As with the Kurdish case, the area of secessionist aspirations is usually isolated from the rest of the country; the secessionists are not trying to impose their goals or ideology on the remaining population, and instead try to decentralize the democracy which to me actually seems more like democracy in practice than a central 'demos' having to maintain order over large sections of unsatisfied population. I cannot understand the rationale behind preserving the inefficient 'demos'.
I didn't say I could understand it, nor did the author. The author's point was that in a democracy, there are no serious minority protections, because from the (misinformed, but democracy's job is NOT to inform people) perspective of the majority in the Kemalist state, secession IS an imposition on the remaining population in terms of changing "their" borders (which are theirs because democracy says they are). If it is decentralised, it loses its democratic character: 1. It's no longer about the will of "the people" but about the conflicting wills of several peoples (again, not saying this is wrong, just saying it's incompatible with democracy), which get to define themselves, theoretically infinitely 2. It's certainly not about majority rule either because then minorities are given disproportionate power (again, not saying I don't want minorities to have disproportionate power, just that it is logically inconsistent with majority rule)

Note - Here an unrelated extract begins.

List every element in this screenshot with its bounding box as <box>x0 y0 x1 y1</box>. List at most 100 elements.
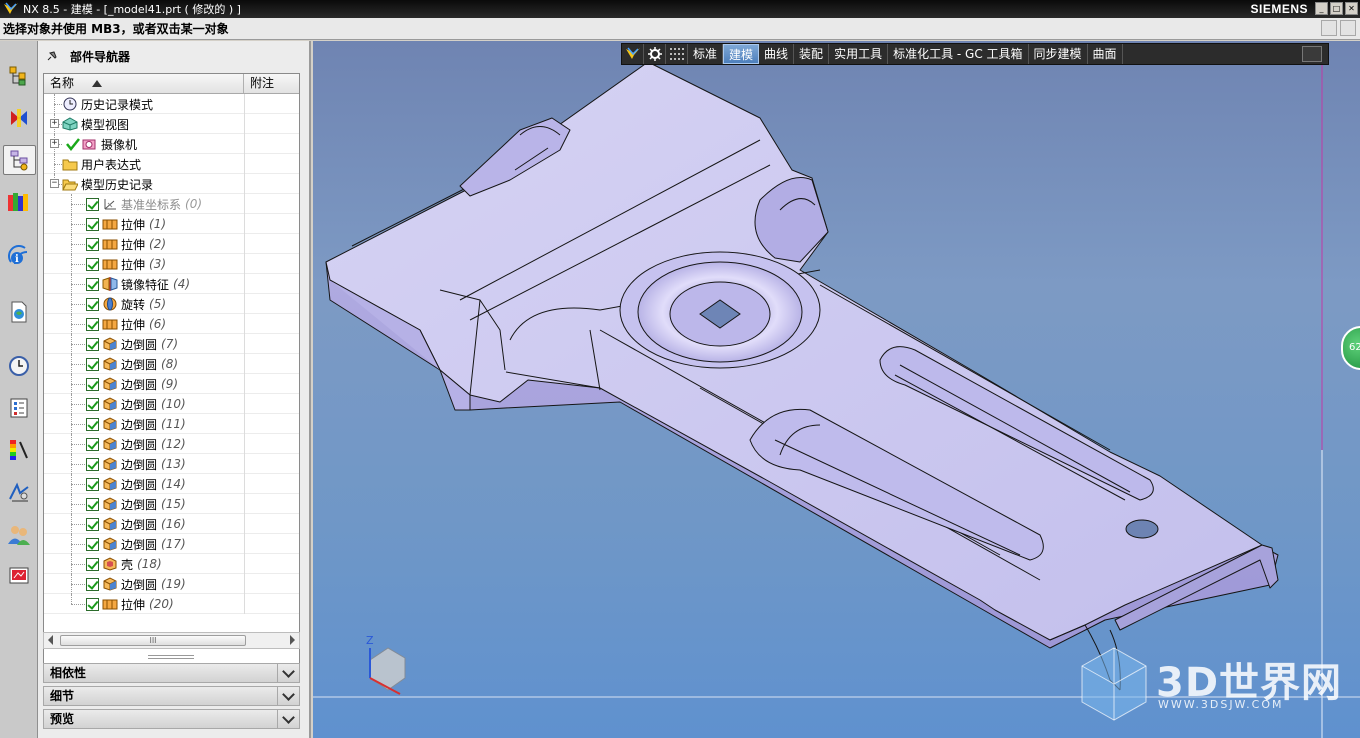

Any way you slice it, the West's conception of democracy is incompatible with the rights of minorities. It has been asserted by Islamists (repeatedly and correctly, as though this validates their constant need to appeal to religion) that Kurds were treated better by the Ottoman state (which was not only dictated by Islam, contrary to their conception of it, it was a complicated autocratic feudalistic structure) than by the Kemalists. It is because the Kemalists are imitating the Western idea of the nation state. Now naturally, if Turks get a nation state, Kurds should also have one. It is well known that I don't wish anyone to have one, but so long as the nation-state exists, Turks can not be surprised that Kurds would want their own, nor can Kurds be surprised that democracy doesn't get them what they need. Turkey's elections get freer and freer with each generation, but the likelyhood of these elections resulting in a Kurdish state get smaller and smaller, due to the assimilation of large portions of the Kurds
and due to the fact that democracy states that it is moral for Turks to impose their will on the Kurds, just as democracy states it is moral for the white Anglo majority in the United States of Pork Chops to impose its will on the Hispanic and Black minorities.